10. Prompt Factory: Let AI Build Prompts For You
Why
Every time you re-invent a prompt, you burn minutes and remember the goal is to optimize your time in order to work on what matter: Your craft. Turning strong chats into reusable templates standardizes quality across the team. A living library of battle-tested prompts is like unit tests for your thinking: speed with consistency.
How I run it
When a chat produces gold, I tag it #TEMPLATE in a “Prompt Forge” project. Once a week I ask AI to distil all #TEMPLATE threads into fill-in-the-blank blueprints (role, goal, constraints, format). Those go into a shared Notion page and a snippets plug-in so the whole product org can summon them in two keystrokes.
Prompt Example:
ROLE
Prompt-Extraction Bot.
INPUT
<<<PASTE 2–3 exemplary chat transcripts that produced great output and that you know where very informative and helped you in your life / work>>>
TASK
1. Detect common structure—roles stated, context blocks, constraints, output format.
2. Produce a reusable template with placeholders, e.g.:
<ROLE>
GOAL: <GOAL>
CONTEXT: <KEY FILES / DATA>
CONSTRAINTS: <LIST>
OUTPUT FORMAT: <SCHEMA>
3. Add two robustness tweaks:
• Ask clarifying questions if GOAL is vague.
• Refuse tasks that violate CONSTRAINTS.
RETURN
• Completed template inside a Markdown code block.

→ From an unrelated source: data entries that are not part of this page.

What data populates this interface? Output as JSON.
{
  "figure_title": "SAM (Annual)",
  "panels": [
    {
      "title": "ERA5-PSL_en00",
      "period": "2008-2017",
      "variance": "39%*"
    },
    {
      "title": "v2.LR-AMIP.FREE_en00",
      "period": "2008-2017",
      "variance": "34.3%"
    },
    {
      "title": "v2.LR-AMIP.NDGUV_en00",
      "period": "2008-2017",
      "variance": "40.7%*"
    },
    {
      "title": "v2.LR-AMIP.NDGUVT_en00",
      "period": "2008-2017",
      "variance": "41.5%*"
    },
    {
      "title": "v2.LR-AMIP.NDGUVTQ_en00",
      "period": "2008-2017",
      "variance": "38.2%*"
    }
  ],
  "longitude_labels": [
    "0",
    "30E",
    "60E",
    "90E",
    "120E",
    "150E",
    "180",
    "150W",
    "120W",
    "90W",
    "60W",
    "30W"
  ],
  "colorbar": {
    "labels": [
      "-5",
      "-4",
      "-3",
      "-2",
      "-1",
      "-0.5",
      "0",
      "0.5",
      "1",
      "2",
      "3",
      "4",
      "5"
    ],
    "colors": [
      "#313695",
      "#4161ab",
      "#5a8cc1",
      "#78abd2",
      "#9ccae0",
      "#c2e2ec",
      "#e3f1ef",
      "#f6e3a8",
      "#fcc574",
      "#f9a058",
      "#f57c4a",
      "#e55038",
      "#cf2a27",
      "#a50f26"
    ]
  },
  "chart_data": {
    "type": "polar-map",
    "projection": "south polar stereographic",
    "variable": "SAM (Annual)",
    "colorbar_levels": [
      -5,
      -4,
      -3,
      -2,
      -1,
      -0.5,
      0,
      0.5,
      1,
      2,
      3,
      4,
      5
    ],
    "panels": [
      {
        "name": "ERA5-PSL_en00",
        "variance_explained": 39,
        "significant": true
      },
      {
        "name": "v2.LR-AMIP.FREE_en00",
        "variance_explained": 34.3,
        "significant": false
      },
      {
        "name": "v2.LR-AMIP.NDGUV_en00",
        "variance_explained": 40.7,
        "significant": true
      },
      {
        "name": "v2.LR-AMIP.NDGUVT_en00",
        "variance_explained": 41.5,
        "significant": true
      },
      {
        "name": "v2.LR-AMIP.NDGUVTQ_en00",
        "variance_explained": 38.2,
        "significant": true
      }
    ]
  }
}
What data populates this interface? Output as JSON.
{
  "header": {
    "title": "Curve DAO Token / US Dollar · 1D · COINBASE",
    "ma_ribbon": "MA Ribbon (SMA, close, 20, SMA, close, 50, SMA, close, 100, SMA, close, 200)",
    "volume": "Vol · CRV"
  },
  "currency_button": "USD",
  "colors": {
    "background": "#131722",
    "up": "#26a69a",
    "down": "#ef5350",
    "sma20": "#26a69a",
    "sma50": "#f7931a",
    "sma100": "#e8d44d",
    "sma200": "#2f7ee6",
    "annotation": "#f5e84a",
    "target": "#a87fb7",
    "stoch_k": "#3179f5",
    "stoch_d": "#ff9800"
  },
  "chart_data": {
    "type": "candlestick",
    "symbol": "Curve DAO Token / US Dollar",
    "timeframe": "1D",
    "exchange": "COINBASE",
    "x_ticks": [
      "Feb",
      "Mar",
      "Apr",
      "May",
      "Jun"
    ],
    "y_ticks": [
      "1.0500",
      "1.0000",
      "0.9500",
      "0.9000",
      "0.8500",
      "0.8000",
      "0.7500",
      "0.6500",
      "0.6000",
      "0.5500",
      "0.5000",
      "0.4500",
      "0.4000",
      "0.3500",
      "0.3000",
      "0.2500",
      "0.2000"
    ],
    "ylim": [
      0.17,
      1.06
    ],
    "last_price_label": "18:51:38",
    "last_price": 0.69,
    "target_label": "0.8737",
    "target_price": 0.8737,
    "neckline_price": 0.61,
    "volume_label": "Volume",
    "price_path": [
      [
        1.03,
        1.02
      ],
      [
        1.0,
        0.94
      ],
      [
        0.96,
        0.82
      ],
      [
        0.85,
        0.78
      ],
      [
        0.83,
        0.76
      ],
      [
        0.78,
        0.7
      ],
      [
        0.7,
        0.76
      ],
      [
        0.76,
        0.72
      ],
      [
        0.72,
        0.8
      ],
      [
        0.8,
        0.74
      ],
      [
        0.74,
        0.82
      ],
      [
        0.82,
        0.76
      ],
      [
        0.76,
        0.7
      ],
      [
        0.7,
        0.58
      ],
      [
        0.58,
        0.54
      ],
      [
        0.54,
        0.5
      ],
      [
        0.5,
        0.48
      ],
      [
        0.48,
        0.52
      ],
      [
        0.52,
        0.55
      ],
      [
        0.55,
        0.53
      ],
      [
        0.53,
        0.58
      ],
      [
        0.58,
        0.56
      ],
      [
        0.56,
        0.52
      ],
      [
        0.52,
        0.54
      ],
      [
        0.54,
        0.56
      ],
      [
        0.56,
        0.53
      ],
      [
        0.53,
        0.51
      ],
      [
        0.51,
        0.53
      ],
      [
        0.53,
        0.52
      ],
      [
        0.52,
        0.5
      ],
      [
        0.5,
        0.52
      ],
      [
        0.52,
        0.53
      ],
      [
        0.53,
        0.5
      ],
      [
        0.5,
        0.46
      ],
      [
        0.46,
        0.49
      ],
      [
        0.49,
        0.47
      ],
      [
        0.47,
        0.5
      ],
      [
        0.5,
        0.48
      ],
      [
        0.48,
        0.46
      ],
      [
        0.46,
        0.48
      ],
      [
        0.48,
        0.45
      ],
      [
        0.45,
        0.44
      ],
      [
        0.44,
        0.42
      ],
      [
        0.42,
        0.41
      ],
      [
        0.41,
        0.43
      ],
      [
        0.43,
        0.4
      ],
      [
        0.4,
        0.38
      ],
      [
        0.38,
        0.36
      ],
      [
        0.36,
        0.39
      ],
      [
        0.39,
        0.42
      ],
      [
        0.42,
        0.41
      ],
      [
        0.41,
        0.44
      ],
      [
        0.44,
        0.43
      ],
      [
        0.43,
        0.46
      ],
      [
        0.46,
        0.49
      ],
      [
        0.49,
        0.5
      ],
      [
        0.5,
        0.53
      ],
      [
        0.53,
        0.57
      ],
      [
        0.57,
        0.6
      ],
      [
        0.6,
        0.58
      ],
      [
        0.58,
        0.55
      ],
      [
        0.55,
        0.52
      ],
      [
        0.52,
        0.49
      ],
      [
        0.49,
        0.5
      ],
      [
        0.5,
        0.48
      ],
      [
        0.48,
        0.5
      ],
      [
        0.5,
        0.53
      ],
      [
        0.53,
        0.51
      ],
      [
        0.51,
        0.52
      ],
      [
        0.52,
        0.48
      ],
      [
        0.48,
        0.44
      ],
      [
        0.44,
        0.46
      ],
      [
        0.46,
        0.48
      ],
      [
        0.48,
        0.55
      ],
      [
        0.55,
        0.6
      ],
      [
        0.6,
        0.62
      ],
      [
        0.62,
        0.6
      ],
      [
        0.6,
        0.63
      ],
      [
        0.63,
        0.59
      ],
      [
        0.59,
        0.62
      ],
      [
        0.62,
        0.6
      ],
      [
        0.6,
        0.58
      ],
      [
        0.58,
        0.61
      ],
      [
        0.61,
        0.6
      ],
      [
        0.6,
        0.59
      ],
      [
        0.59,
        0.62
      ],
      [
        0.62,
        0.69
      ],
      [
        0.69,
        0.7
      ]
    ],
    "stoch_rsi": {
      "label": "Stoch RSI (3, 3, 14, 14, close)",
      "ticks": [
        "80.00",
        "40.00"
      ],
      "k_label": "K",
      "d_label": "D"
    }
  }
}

• 3-sentence tip on when this template is most effective.
Closing Thought
AI isn’t coming for product managers who treat it like an infinite graduate associate but I will say, it’s coming with them. Each play above shifts labor and repetitive tasks in the past, freeing you for the human skills no model owns: choosing the right bet, inspiring the team, and exercising judgment when data is uncertain and you need to trust your gut.
Adopt a couple of these and you’ll notice fewer re-write loops and more positive and fast replies. Adopt them all and you won’t just look like a top-1% PM; you’ll operate like one.
Now go teach your co-pilot what “great” looks like and let it keep you there.